Pakistan too played him with a measure of comfort, and it was only a 15-wicket showing in the two Tests against an enfeebled West Indies that gave his figures some respectability. But 2016 was another matter, with Steve Smith's Australians arriving soon after an underwhelming Sri Lankan tour of England. Defiant batting set the tone for Sri Lanka's renaissance, but it was Herath's 28 wickets, including 13 for 145 at the Sinhalese Sports Club Ground, that pushed the visitors into the abyss.
Herath finished the year with 57 wickets at 18.92, stunning figures for a man into his 39th year. He was an anachronism in a world of svelte figures, tattoos and gelled hair, but he more than held his own. Softly spoken and humble, he was happiest varying trajectory and pace, and watching some of the world's most accomplished batsmen come undone.
Along the way, he also had the honour of leading the side, away in Zimbabwe and on home soil against Bangladesh. His fifth, and likely last, game in charge came against India at his favourite stomping ground in Galle last July. This time, he and Sri Lanka got a pummelling, and with a finger injury adding to his woes, there were doubts aplenty over his future after a series in which he took 5 for 347.

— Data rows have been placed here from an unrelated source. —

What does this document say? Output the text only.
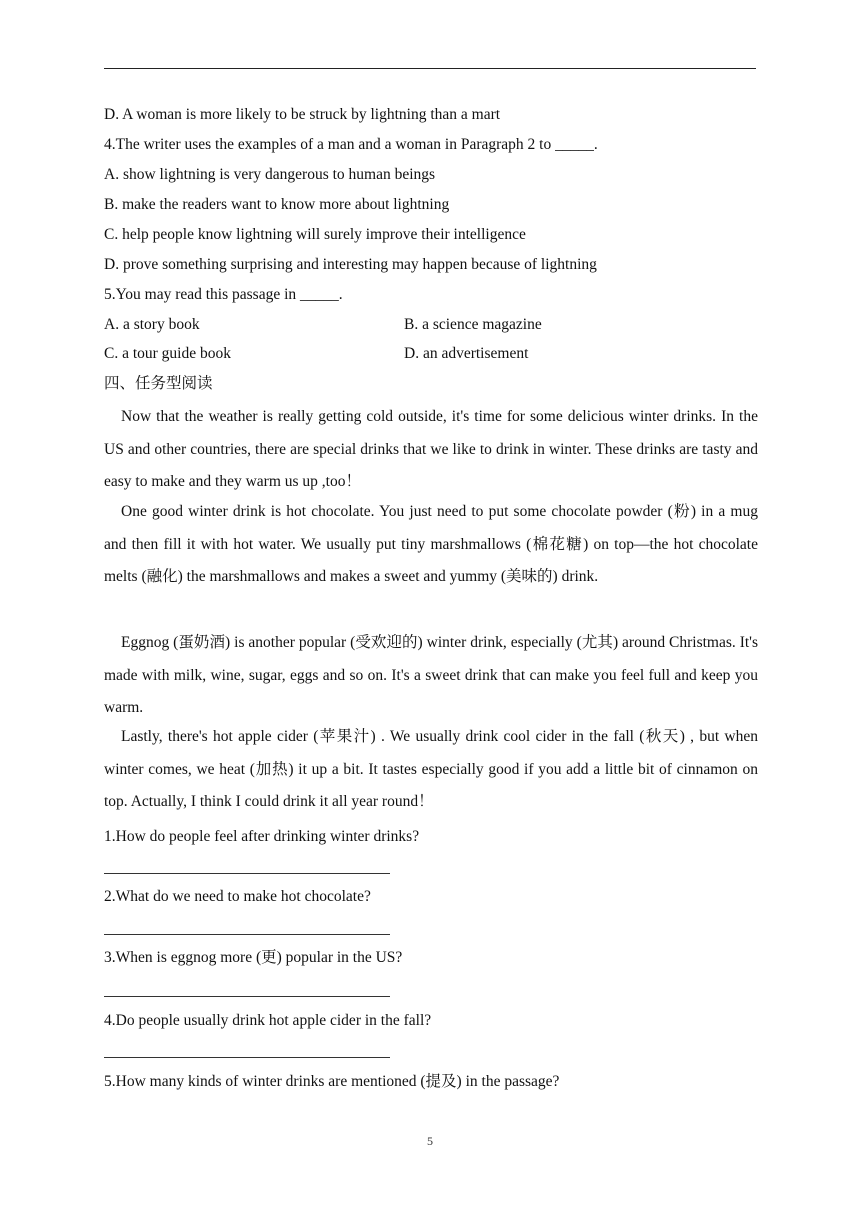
D. A woman is more likely to be struck by lightning than a mart
4.The writer uses the examples of a man and a woman in Paragraph 2 to _____.
A. show lightning is very dangerous to human beings
B. make the readers want to know more about lightning
C. help people know lightning will surely improve their intelligence
D. prove something surprising and interesting may happen because of lightning
5.You may read this passage in _____.
A. a story book	B. a science magazine
C. a tour guide book	D. an advertisement
四、任务型阅读
Now that the weather is really getting cold outside, it's time for some delicious winter drinks. In the US and other countries, there are special drinks that we like to drink in winter. These drinks are tasty and easy to make and they warm us up ,too！
One good winter drink is hot chocolate. You just need to put some chocolate powder (粉) in a mug and then fill it with hot water. We usually put tiny marshmallows (棉花糖) on top—the hot chocolate melts (融化) the marshmallows and makes a sweet and yummy (美味的) drink.
Eggnog (蛋奶酒) is another popular (受欢迎的) winter drink, especially (尤其) around Christmas. It's made with milk, wine, sugar, eggs and so on. It's a sweet drink that can make you feel full and keep you warm.
Lastly, there's hot apple cider (苹果汁) . We usually drink cool cider in the fall (秋天) , but when winter comes, we heat (加热) it up a bit. It tastes especially good if you add a little bit of cinnamon on top. Actually, I think I could drink it all year round！
1.How do people feel after drinking winter drinks?
2.What do we need to make hot chocolate?
3.When is eggnog more (更) popular in the US?
4.Do people usually drink hot apple cider in the fall?
5.How many kinds of winter drinks are mentioned (提及) in the passage?
5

But as with Oliver and his chat to the groundsman years earlier, Herath has a penchant for proving people wrong. In the United Arab Emirates, against a Pakistan team that had never lost a series in their adopted home, he took 16 wickets in a 2-0 victory. That included 6 for 43 on a gripping final day in Abu Dhabi, as Pakistan imploded while chasing just 136 for victory.
It was almost as though Herath was completing the circle he had first started sketching in Galle those years earlier, when he was a league professional given a rare lifeline. How he seized it is one of modern-day cricket's most incredible, and heart-warming, stories.